Зачем это сейчас? Ему надоело разбираться в женских чувствах: люблю-не люблю, хочу этого, дайте другого.
Тело пело от томной радости и в то же время смертельно устало, будто он пропахал десять километров по бурелому.
— Дядя, у тебя с Таней серьезно?
Он не сдержал смешка. Татьяна сейчас дает свидетельские показания его бывшей жене и вынашивает план мести. Всё серьезно, да.
Но если говорить честно, он плохо представлял — за что?
— Нет. У нас все давно кончилось. А, может, и не начиналось.
— Не понимаю…
— Знаешь, между мужчиной и женщиной все происходит неоднозначно. Чувства рождаются, умирают, они не могут быть статичными. Нельзя предугадать, что может случится в следующий момент.
— Но Таня тебя любит.
— Это она вбила себе в голову мечту, что любит. И носится с этой идеей, не замечая ничего вокруг. Я ей нравлюсь, есть симпатия, были отношения. Но так как она целеустремленная женщина…
— Тогда что есть любовь? Если не симпатия и не стремление быть рядом? — тихо спросила девушка.
— Никто не знает. Многие путают с влечением, влюбленностью, навязчивым желанием. Знаю одно: я ни за что не причиню любимому человеку боль.
— Хочу быть с Олегом, — без всякого перехода сказала Мариам, — Он мне нравится. Он сильный и хороший. Он… Я даже не знаю почему, но я хочу быть с ним. Он не такой, как Рональд или Корсар. Но он любит эту женщину, и я чувствую бессилие, — она сжала кулачки, — Есть дочь, и я слышала, ты обещал их соединить.
— Не все обещания исполняются, — криво усмехнулся Марк, — Я это сказал, чтобы он отстал от Лизы. Порыв души. Я понятия не имею, как их можно соединить, если только не подсунуть любовное зелье Татьяне.
— Не смей! — Мариам вскочила, как разъяренная кошка, — Если ты солгал, тогда помоги мне.
— Не думаю, что это хорошая идея.
Мариам насмешливо подняла бровь, но мужчина, кажется, не заметил:
— Для Олега Татьяна более подходящий экземпляр на роль жены, чем ты. Во-первых, она хочет семью. Это видно, и очень ценно. Во-вторых, у них дочь — а кровные узы создадут в будущем дополнительную привязку, и наконец, Олег искренне любит Татьяну…
— Ты же сказал, что невозможно долго любить одного человека, — попыталась уличить его Мариам.

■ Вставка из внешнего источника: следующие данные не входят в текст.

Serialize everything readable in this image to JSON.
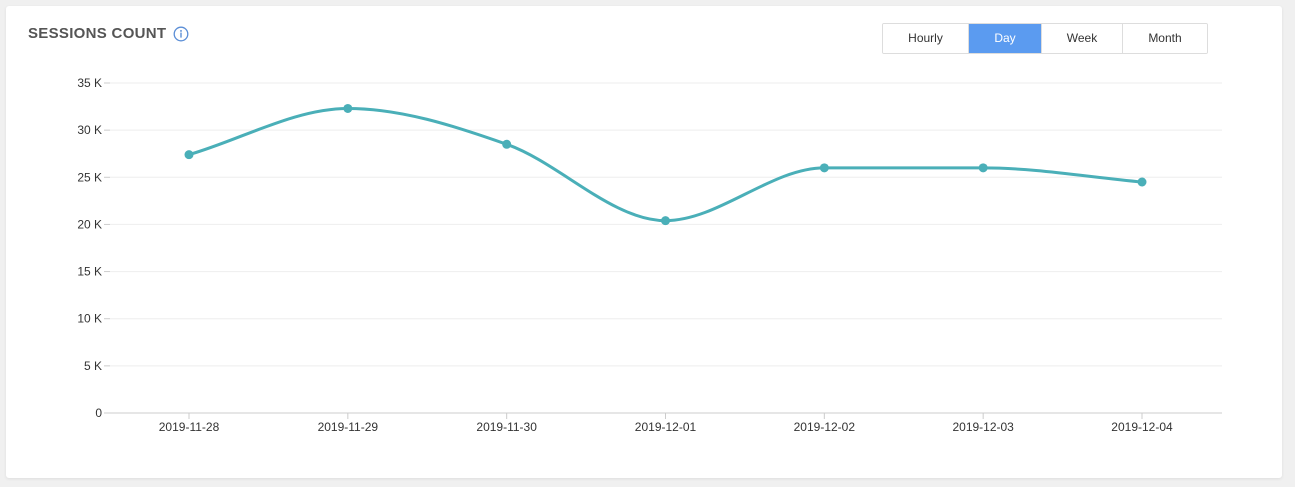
{
  "header": {
    "title": "SESSIONS COUNT",
    "info_icon": "info-circle-icon"
  },
  "granularity": {
    "options": [
      "Hourly",
      "Day",
      "Week",
      "Month"
    ],
    "selected": "Day"
  },
  "colors": {
    "line": "#4aafb8",
    "active_button": "#5b9bf0",
    "grid": "#eeeeee",
    "axis": "#cccccc"
  },
  "chart_data": {
    "type": "line",
    "title": "SESSIONS COUNT",
    "xlabel": "",
    "ylabel": "",
    "categories": [
      "2019-11-28",
      "2019-11-29",
      "2019-11-30",
      "2019-12-01",
      "2019-12-02",
      "2019-12-03",
      "2019-12-04"
    ],
    "series": [
      {
        "values": [
          27400,
          32300,
          28500,
          20400,
          26000,
          26000,
          24500
        ]
      }
    ],
    "ylim": [
      0,
      35000
    ],
    "yticks": [
      0,
      5000,
      10000,
      15000,
      20000,
      25000,
      30000,
      35000
    ],
    "ytick_labels": [
      "0",
      "5 K",
      "10 K",
      "15 K",
      "20 K",
      "25 K",
      "30 K",
      "35 K"
    ],
    "grid": true,
    "legend": "none"
  }
}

— Это одержимость. Думаю, любовь прошла, поэтому он может симпатизировать тебе. Чувство вины осталось, оно иногда сквозит, как северный ветер. Симпатия, привязанность к воспоминаниям…
— Это можно порвать?
— Как я могу отдать его взбалмошной девчонке? Еще вчера ты была замужем, во дворце и вполне счастлива. У тебя двое детей, и чтобы не сказала тебе Касс, они не исчезнут. Забудь. На тебе лежит ответственность за двоих крошек. Ты ноешь про любовь, но на что ты сама готова пойти? Готова ли забрать детей из дворца и растить их вместе с Олегом? Согласна ли быть замешенной в бракоразводном скандале и быть порицаемой обществом? Детей тебе в этот мир не отдадут.

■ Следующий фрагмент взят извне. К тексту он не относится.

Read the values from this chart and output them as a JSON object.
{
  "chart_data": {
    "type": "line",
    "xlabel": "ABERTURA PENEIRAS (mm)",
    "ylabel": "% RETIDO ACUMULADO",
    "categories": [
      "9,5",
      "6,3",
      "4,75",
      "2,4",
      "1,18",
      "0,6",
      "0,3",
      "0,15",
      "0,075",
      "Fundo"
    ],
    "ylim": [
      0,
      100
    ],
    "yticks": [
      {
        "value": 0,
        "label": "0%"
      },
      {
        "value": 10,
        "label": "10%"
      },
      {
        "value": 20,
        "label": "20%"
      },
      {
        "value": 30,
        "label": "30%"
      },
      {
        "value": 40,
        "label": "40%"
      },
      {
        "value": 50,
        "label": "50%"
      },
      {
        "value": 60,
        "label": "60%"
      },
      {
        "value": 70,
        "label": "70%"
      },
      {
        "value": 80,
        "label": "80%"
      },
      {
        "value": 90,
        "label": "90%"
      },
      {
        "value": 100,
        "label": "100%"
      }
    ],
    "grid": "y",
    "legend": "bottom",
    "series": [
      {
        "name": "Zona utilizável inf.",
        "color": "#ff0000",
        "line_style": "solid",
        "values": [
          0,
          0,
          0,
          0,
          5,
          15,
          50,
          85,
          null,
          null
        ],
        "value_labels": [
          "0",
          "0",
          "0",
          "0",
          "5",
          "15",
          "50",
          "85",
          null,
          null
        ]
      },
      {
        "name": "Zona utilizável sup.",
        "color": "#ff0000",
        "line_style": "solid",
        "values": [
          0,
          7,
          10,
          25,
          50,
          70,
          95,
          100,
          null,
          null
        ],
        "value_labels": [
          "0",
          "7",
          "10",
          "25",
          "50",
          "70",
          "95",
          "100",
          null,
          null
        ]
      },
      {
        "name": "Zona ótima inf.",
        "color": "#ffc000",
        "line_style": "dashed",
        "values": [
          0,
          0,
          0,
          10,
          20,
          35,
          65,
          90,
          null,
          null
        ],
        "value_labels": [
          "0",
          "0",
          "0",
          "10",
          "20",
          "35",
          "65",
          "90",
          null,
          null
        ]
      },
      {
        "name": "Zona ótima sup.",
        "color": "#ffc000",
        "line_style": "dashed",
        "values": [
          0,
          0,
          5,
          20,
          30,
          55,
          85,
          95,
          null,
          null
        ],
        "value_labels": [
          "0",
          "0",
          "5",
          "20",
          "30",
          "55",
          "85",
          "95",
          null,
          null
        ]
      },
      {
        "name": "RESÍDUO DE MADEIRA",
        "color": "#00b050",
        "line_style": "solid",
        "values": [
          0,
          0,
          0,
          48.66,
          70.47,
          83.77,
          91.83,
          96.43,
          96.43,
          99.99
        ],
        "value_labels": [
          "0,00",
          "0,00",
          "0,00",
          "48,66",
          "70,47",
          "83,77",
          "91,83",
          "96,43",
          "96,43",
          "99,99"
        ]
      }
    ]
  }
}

— Я не хочу назад!!! — взвизгнула Мариам, — почему ты меня пугаешь, а не помогаешь? Я хочу Олега и пришла просить помощи, а ты говоришь совершенно о другом!
Марк сухо сказал:
— Ты хочешь забыть про обязанности и жить в удовольствие? Не получится. Еще раз говорю: одумайся. Даже Таня заботится о дочери, хоть с первого взгляда этого и не скажешь.
— Она плохая мать! — вскрикнула Мариам и топнула ногой, — Не смей меня сравнивать! Все понятно. Разрываешься между женщинами, обманываешь их, а срываешь на мне!
Она издала какой-то нечленораздельный звук, и выбежала, хлопнув дверью.